Andrew Cuomo

2021 State of the State: Episode Two

Gov. Andrew Cuomo said saving the arts is important to the state’s economic recovery from the pandemic.

Gov. Andrew Cuomo delivered the second installment of his four-part 2021 State of the State address on Tuesday.

Gov. Andrew Cuomo delivered the second installment of his four-part 2021 State of the State address on Tuesday. Darren McGee/Office of Governor Andrew M. Cuomo

There is no place like Broadway – at least there wasn’t until the coronavirus pandemic shuttered the New York City arts scene last year. Nowadays, the theater district is like any other urban stretch in the U.S., with struggling businesses and relatively empty sidewalks. That is just one of many scenes that highlight the economic effects of COVID-19 that threaten the viability of cities.

“Cities are by definition, centers of energy, entertainment, theater, and cuisine. Without that activity and attraction cities lose much of their appeal,” Gov. Andrew Cuomo said Tuesday in the second installment of his four-part 2021 State of the State address. “New York City is not New York without Broadway … compound the situation with growing crime and homelessness and we have a national urban crisis.”

Rapid testing will be key to reviving the artistic and cultural life of cities sooner rather than later, according to the governor, who outlined several new initiatives Tuesday that aim to stage music, comedy and other performances as the vaccine distribution process continues and a newly announced commission on the future of the New York economy begins its work.

Cuomo said the state gained valuable experience in deploying rapid testing at the Buffalo Bills playoff game last weekend that included thousands of fans in the stands. “All early indications suggest this model was successful,” he said, though it remains unclear whether the game led to additional COVID-19 cases. “Why can’t we use rapid testing to open restaurants in orange zones, theaters, offices, there are so many options.” This will require hundreds of rapid testing sites across the state, according to Cuomo, who said some commercial real estate operators in New York City are also offering space for regular testing.

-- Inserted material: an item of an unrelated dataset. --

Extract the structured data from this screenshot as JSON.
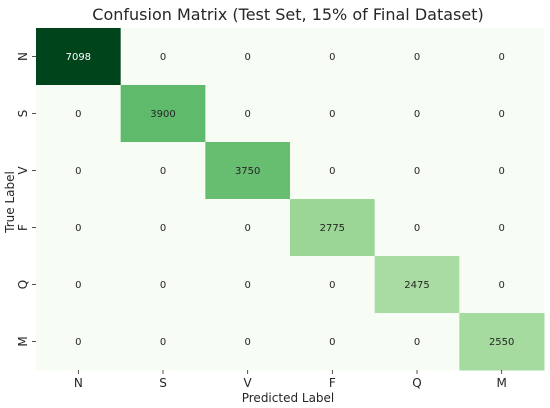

Comedians Amy Schumer and Chris Rock are among the celebrities signing on to a new “pop-up” show organized by the governor that will start performing outdoors on Feb. 4 as part of a public-private partnership between the state and 1,000 local organizations. Another gubernatorial initiative aims to put more than 1,000 artists back to work while funding dozens of community organizations. New pilot programs will also focus on allowing indoor performances to resume with better ventilation and additional testing, Cuomo added.

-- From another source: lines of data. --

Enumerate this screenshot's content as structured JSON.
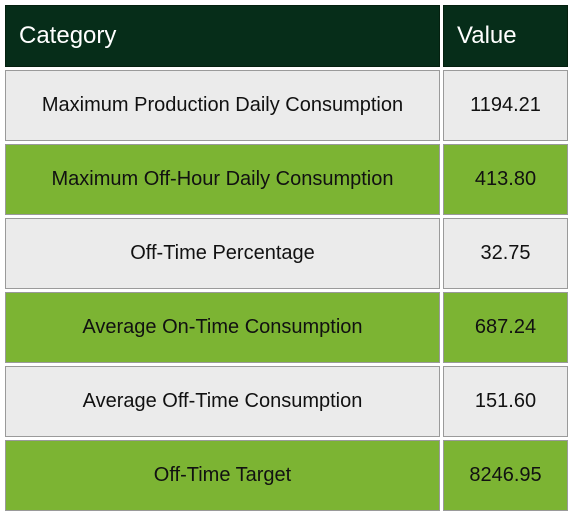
{
  "chart_data": {
    "type": "table",
    "columns": [
      "Category",
      "Value"
    ],
    "rows": [
      {
        "category": "Maximum Production Daily Consumption",
        "value": "1194.21"
      },
      {
        "category": "Maximum Off-Hour Daily Consumption",
        "value": "413.80"
      },
      {
        "category": "Off-Time Percentage",
        "value": "32.75"
      },
      {
        "category": "Average On-Time Consumption",
        "value": "687.24"
      },
      {
        "category": "Average Off-Time Consumption",
        "value": "151.60"
      },
      {
        "category": "Off-Time Target",
        "value": "8246.95"
      }
    ]
  },
  "colors": {
    "header_bg": "#062d19",
    "header_text": "#ffffff",
    "row_light": "#ebebeb",
    "row_green": "#7cb433"
  }
}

Restoring artistic and cultural life back to its former glory, however, will have to wait until enough New Yorkers get vaccinated against the coronavirus to end the pandemic, but Cuomo said the recovery has to begin as quickly as possible. “We cannot wait until summer to turn the lights back on for the arts and provide a living wage for artists,” Cuomo said Tuesday. “We will not let the curtain fall on their careers or on the future of our cities.” That all appears to be welcome news to elected officials concerned about the long-term damage to New York City’s creative economy that generated more than $100 billion in annual economic activity in the Before Times.

The gubernatorial initiatives announced Tuesday could jump-start the return of the arts during the pandemic, but it appears that the governor is leaning on the federal government to help struggling theaters, comedy clubs, concert halls and other venues in the coming months. A new aid package recently approved by Congress provides $15 billion in grants to live performance venues, which are struggling to balance new public health guidelines with declining revenues. “Such establishments are also incurring new costs in adapting spaces, pursuing digital strategies more aggressively, and adopting and enforcing safety protocols,” reads a January 2021 analysis by the National Endowment for the Arts. Getting more people involved with the arts also requires better internet access, according to the analysis, which noted a correlation that the same people who attended virtual events also attended live ones before the pandemic.

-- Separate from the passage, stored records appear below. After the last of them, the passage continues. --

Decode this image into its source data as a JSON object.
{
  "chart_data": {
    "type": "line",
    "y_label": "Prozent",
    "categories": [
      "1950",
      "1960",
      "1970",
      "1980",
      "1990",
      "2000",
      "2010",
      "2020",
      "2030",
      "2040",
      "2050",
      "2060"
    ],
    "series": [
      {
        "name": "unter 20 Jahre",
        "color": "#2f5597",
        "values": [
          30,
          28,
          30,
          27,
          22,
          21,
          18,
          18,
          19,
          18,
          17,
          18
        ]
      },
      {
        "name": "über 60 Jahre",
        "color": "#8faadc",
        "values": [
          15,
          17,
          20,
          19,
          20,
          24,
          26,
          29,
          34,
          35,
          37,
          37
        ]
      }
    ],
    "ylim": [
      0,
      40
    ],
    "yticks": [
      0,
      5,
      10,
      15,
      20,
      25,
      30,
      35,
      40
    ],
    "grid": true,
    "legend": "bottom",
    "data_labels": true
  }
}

Expanding broadband access would also help other types of struggling businesses survive the remainder of the pandemic, while also making sure that students are not left behind in being able to attend classes remotely and businesses allow their employees to work from home. The governor proposed a new state law that would make telecommunications companies provide internet access for $15 per month to low-income families.

A new state commission on the future of the state economy (to be led by Sherry Glied of the NYU Wagner Graduate School of Public Service) will take things from there by identifying strategies for the economic recovery from a pandemic that still threatens to change urban life for years to come, according to the governor. “The post-COVID economy is still taking shape,” he said. “We know it will be different; we just don’t know precisely how different.”